{mosimage}Dear EarthTalk: How safe are the fire retardants that are used to quell forest fires across the American West?

-- Barbara, Minneapolis, MN


So-called long-term fire retardants - those usually dropped from airplanes over forest fires - are comprised of water mixed with a slurry of chemicals, thickeners and corrosion inhibitors designed to prevent plants on the ground from igniting, keep the ingredients from separating and dispersing during targeted drops, and ensure that the harsh chemicals on board the plane don’t endanger the flight’s safety.

Firefighters sometimes add iron oxide to make the fire retardant turn red when applied so they can see where they have already covered. Ammonium phosphate and ammonium sulfate, known for their use as agricultural fertilizers, are also often added to provide nutrients to help the forest regenerate after a burn.

In recent years, where global warming and droughts have exacerbated forest fires across the American West, federal and state firefighting agencies have upped their cumulative annual use of long-term fire retardants to some 20+ million gallons a year spread across tens of thousands of individual fly-overs. 

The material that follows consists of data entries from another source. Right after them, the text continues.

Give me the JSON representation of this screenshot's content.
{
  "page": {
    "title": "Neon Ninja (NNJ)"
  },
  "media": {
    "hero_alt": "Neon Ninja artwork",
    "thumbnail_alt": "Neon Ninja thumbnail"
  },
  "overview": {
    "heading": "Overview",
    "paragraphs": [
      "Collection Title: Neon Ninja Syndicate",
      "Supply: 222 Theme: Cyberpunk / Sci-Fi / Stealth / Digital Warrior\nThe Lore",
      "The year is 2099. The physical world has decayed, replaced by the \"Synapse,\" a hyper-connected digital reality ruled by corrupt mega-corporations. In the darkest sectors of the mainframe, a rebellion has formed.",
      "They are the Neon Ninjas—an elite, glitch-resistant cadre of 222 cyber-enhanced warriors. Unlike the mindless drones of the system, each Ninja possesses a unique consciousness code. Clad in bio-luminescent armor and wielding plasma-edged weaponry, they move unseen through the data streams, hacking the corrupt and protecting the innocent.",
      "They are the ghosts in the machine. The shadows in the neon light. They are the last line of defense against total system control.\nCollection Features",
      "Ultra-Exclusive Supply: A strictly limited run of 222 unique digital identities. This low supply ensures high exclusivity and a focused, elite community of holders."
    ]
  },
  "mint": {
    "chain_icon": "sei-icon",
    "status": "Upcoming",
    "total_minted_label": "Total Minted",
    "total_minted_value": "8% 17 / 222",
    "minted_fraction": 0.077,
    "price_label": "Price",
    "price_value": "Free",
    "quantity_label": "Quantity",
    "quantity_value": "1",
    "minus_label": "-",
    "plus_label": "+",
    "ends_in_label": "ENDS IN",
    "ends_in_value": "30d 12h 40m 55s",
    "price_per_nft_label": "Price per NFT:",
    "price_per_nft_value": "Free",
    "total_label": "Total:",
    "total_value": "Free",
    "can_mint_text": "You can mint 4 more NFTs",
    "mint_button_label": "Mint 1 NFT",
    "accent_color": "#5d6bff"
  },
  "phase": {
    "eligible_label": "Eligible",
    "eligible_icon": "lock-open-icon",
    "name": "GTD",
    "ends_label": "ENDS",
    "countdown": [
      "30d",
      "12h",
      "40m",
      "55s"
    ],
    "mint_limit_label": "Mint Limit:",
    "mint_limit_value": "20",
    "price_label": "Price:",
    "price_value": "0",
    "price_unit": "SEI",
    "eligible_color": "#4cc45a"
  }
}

While such chemicals have been valuable in minimizing the damage of forest fires, their use comes with a price. The nitrogen in ammonium phosphate and ammonium sulfate can wreak terrible havoc on aquatic ecosystems, creating algae blooms that kill fish by choking out their oxygen. A 1998 study by the U.S. Geological Survey’s Northern Prairie Wildlife Research Center, found long-term fire retardants to be “very toxic to aquatic organisms including algae, aquatic invertebrates and fish.” The study also said that fire-fighting chemicals “could cause substantial fish kills depending on the stream size and flow rate.” 

These chemicals have also been shown to affect some plants’ reproductive capacities. One study found that spraying fire retardants in some cases decreased plant species diversity, as weedier species better adapted to make use of excess nitrogen in the soil tended to thrive while native species were not able to compete.

In 2000 the U.S. Forest Service issued guidelines for use of fire retardants by aerial fire fighting crews. While the focus of the document was fire control and safety, it encouraged pilots to avoid applying retardant within 300 feet of waterways or other sensitive areas. The Forest Service acknowledges the risk of using retardants, but believes that their use in moderation is a net gain; as fewer “ground troops” need to be sent in to risky situations while more property can be saved from the ravages of a fast-moving fire.

Fires are actually an essential part of forest ecology and many species of trees and plants thrive in part because of the natural occurrence of fires (sequoia trees, for example, depend upon the high temperatures of forest fires to pry open their cones so new seeds can spring forth and take root). The main reason that such catastrophic, news making fires occur in the first place is that humans have sprawled too closely to the forest edge. This has lead to forest management policies that suppress natural fires, causing large build-ups of tinder-like woody debris that eventually ignites and burns out of control.